Expecting the Unexpected

June 24, 2020


Like so many people around Michigan and across the country, I have been working from my home office for nearly four months. I realize that those of us working from home are privileged in several ways to be able to carry out our work responsibilities in this manner. I am deeply blessed with the ministry of leading the Foundation and have greatly appreciated the opportunity to connect with you through these regular E-Newsletters. I continue to be incredibly proud of our staff. They pivoted to working in new ways nearly overnight back in mid-March and have met our client-focused objectives seamlessly throughout the pandemic. All of us remain intentionally committed to delivering stellar client services, critical stewardship consultations, and helpful coaching sessions without interruption. Today marks the 15th edition of these E-Newsletters since the escalation of the pandemic. We began producing them nearly every week because the amount of pertinent information was wide-ranging and massive. Plus, this information was changing so rapidly.

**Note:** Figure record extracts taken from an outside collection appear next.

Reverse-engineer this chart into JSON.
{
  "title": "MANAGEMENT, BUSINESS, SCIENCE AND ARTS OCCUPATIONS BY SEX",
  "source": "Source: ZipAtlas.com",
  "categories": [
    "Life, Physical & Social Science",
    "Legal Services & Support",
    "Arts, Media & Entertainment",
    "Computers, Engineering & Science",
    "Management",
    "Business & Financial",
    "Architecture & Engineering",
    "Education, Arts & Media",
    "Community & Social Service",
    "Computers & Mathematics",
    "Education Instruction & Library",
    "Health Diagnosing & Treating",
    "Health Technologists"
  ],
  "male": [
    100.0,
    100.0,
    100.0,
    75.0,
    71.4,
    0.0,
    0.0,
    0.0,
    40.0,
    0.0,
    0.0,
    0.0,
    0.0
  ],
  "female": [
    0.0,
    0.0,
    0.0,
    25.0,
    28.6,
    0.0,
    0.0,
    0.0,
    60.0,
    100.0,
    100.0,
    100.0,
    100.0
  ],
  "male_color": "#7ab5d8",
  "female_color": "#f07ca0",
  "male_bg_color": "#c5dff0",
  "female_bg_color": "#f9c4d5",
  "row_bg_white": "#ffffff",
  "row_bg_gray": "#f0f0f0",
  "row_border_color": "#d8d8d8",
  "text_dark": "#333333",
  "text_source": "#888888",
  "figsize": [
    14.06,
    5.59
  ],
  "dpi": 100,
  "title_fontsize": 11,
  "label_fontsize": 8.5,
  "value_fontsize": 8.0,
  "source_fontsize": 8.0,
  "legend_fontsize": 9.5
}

In some respects, the past few months have progressed very quickly; in other ways, time has passed slowly from day to day. One of my personal markers for remembering this time span is the large bush outside my office window. The bush was a formation of sticks back in March. Now, the foliage is dense, causing the branches to be barely noticeable. Shortly after the commencement of working from my home office, I noticed the return of robins to our neighborhood. One of those robins seemed to be particularly enthralled with the branches of this bush. When distracted from my computer screen, I’d notice this robin moving back and forth across several branches – almost testing the stability of each branch. As buds began to form on the bush, the robin did what robins do in the spring. A nest was being built just outside my office window. Sometimes the progress was noticeable hour by hour while other days the construction completely stalled. I watched twigs, dried grass, and ground debris flown in by special delivery and then installed with precision. I recall the morning when the sub-floor – a coating of mud – was smoothed into place. It cured for 24 hours before the final layer of nesting material was layered on top. The nest appeared complete.

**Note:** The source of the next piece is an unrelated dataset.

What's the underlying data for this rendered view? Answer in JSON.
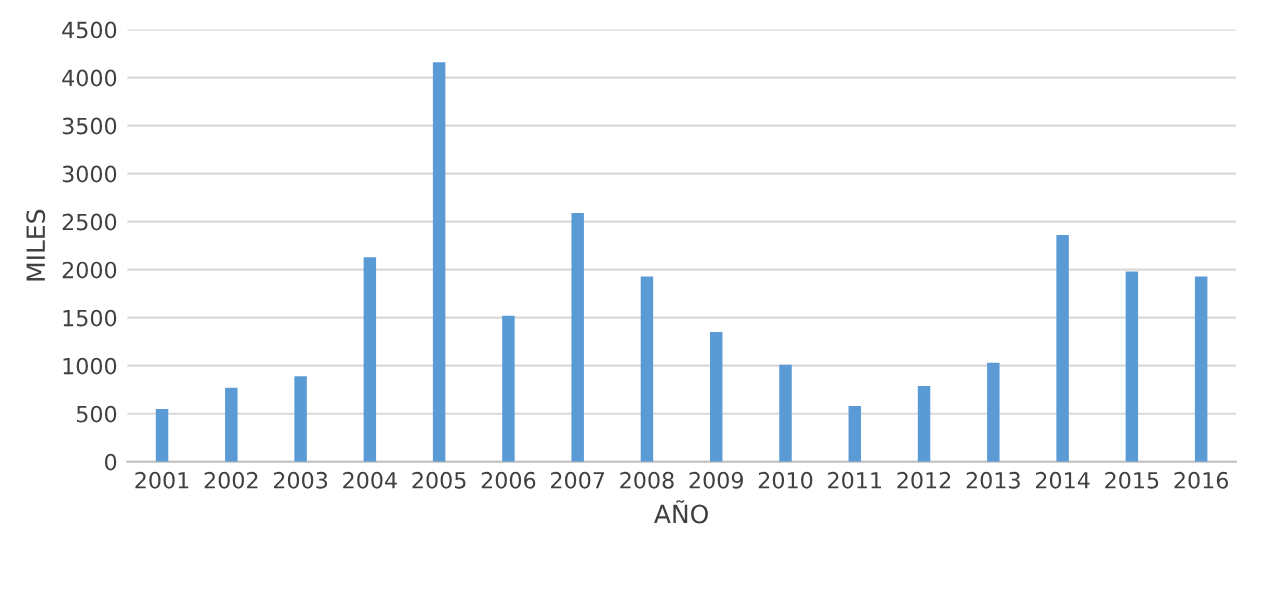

I planned to write an article with some clever connections between this robin, the building of the nest, and all of us “nesting” in our homes amid the COVID-19 stay-at-home period. I pondered writing the story once the nest was built but decided to wait for the full cycle of the story. I held off until the eggs were laid; the chicks were hatched, and the fledglings left the nest. Well, not quite! No eggs have been laid in this 3-month-old abandoned nest. No bird has returned. My clever narrative about “nesting” shattered. It remains a story for another time. The tale didn’t come to fruition. The expected plans were set aside; the unexpected prevailed.
As a church leader, are your expected plans sometimes set aside for the unexpected? Do experiments fail? And, more importantly, do you give yourself permission to learn from the attempt and persevere again in new ways? No industry was fully prepared for an adequate response to the novel corona virus. We all have adapted during these challenging times. Perhaps non-profits and the church are more resilient than we might first believe. Most organizations have adapted quite well to the immediate, pressing challenges. However, I wonder how many are innovating, rather than just adapting. What’s the difference? Adapting might be a short-term solution until equilibrium or status-quo is returned. Adapting seeks a solution rather than transformation and maybe even radical change. Adapting is tweaking the system. Innovating is discovering new ways, asking curious questions, exploring the unknown, forging new methodologies. Although leaders seldom live completely in the world of innovation, we have a precipitous moment right now to be grand innovators of our organizations. The cusp of innovative possibilities is before us. Peter Drucker, often considered the first thought-leader of modern corporate management, postulates “In a period of rapid change the only ones who survive are those who innovate and create change.” If his theory is correct, we face an organizational moment which will result in either a precarious shift or effervescent transformation. A middle possibility seems a less likely outcome.
So, what’s the culture of innovation where you are called to lead? What have you been learning during these past few months that can now be applied in creative new ways? What systems have been constructed which may need set aside for a soaring future? I’m not suggesting that you completely abandon the organization’s foundation or even its well built structures, but I do caution against being so centered on them that you minimize your ability to adapt, let alone innovate.
Here’s what I’ve observed. Leaders who are wondering, asking questions, revisiting purpose and vision, being inquisitive, embracing change, and reading and learning as much as possible, are creatively guiding organizations in both adaptive and innovative ways. They are positioning non-profits and churches to be relevant, vital, responsive, and vibrant for their mission today and tomorrow.
In some respects, I’m glad the robin’s nest remained empty. Oh, don’t get me wrong! I sentimentally wish the nest was filled with chicks. I would have enjoyed the chirping outside my office window. I would have eagerly watched their development. I would have offered some emotional cheering as they grew. I would have written a cozy article about nesting alongside loved ones. The cycle of life would have followed in a predictable pattern. The unoccupied nest reminds me to look beyond the predictable narrative, to challenge my comfortable way of thinking, to be an innovator. How about you?